# nicodemus bridge



## FISHING4LIFE (Jul 14, 2006)

I went to nicodemus bridge today and caught about 50 or more crappie. There were a lot of small ones and i was just catching them all on a chartruse tube lure and was juss dropping it straight down with a bobber and watching them eat it and then set the hook. If you couldn't see the lure u weren't going to catch a lot. All the fish were on top and there were some further out. it was a good trip and im going to head bak prob. next weekend.


----------



## Andre (Mar 15, 2003)

cool was there alot of peeps out there ?...The bigger crappies normally are under the smaller ones


----------



## fishhead (Oct 18, 2004)

Never heard of nicodemus bridge ... where's it at?

Thanks,
fishhead


----------



## Gnatman (Sep 15, 2005)

*fishhead...*

Nicodemus Road goes over Liberty Reservoir (a Baltimore water supply reservoir northwest of Baltimore City).

If you mapquest "Nicodemus Road - Reisterstown, Md, you should get a hit.

Head north on 796 (Owings Mills blvd), and take Franklin Blvd westbound.

The first traffic signal you see is Nicodemus Rd.

Turn right and you will be driving over the bridge in a short distance.

Depending on the fishing, it can get rather crowded, as you are only allowed to fish on the fenced-in side.

The fishing is usually excellent (wind permitting), for crappie - however most are small.

A number of LM & SM bass are taken - as well as the occasional walleye and striper.

The stripers usually fall to bottom fished chicken livers, or shiners.
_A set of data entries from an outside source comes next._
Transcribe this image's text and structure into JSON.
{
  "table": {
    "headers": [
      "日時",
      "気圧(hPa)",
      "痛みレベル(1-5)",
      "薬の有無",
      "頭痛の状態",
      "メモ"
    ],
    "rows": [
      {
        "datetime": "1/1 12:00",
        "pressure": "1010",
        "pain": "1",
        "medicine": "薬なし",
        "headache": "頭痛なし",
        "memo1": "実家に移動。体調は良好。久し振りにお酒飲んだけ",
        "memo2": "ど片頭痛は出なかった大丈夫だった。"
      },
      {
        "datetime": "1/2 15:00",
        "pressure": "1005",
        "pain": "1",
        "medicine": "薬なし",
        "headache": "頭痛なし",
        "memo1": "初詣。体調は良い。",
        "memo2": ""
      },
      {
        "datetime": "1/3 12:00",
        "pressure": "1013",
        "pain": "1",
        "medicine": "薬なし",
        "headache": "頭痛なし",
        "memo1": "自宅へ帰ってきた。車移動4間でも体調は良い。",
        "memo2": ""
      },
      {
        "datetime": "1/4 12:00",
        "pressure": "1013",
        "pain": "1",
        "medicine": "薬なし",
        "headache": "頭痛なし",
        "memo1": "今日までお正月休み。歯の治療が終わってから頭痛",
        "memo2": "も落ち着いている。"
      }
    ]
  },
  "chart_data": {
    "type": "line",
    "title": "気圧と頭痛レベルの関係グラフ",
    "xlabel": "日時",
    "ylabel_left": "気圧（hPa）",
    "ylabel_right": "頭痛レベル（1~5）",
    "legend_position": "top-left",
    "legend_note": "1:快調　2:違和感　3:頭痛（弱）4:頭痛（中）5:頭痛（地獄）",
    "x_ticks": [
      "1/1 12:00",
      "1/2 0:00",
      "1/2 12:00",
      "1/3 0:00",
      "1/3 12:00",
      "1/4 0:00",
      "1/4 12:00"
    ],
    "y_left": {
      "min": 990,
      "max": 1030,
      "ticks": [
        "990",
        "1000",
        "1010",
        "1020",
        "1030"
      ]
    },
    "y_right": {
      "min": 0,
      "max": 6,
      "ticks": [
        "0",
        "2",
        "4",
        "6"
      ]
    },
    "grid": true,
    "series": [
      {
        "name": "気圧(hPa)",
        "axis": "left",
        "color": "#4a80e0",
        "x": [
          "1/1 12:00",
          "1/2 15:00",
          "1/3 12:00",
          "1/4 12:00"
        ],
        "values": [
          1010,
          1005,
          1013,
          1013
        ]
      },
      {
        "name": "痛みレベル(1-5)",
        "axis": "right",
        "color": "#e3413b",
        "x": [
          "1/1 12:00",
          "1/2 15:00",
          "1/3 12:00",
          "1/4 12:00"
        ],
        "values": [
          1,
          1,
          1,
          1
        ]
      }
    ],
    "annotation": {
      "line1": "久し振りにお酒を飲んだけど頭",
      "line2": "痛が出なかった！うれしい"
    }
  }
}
A number of anglers will liveline small crappie, perch, or bluegill - but that is technically illegal. They have restrictions on the use of aquatic bait - and all aquatic bait MUST be accompanied be a receipt showing that it came from a state-certified "zebra mussel free" dealer.

Keep in mind that Maryland has a 15 crappie/day creel limit.

May you winds be light - and you string stretched TIGHT.
 

Screamin' reels.


----------



## FISHING4LIFE (Jul 14, 2006)

i got my limit and could have caughten my dads limit too but we had to go. those fish are a pain in the butt to fillet for me for some reason. I would cut down till i got to the backbone and there would be all these bones before them. man was it a pain so i left it up to my dad to cut the heads and tails off.


----------



## FISHING4LIFE (Jul 14, 2006)

andre the bridge was packed but i managed to get a spot cuz some spots were open. around 1 to 2 people rele started to leave and around 3 there were 4 of us out there. ur rite but some big crappies were juss sittin on the top. all the crappies were sitting on the top and most of the catch was small. if u have a myspace pm me and ill show u my link with the fish on it.


----------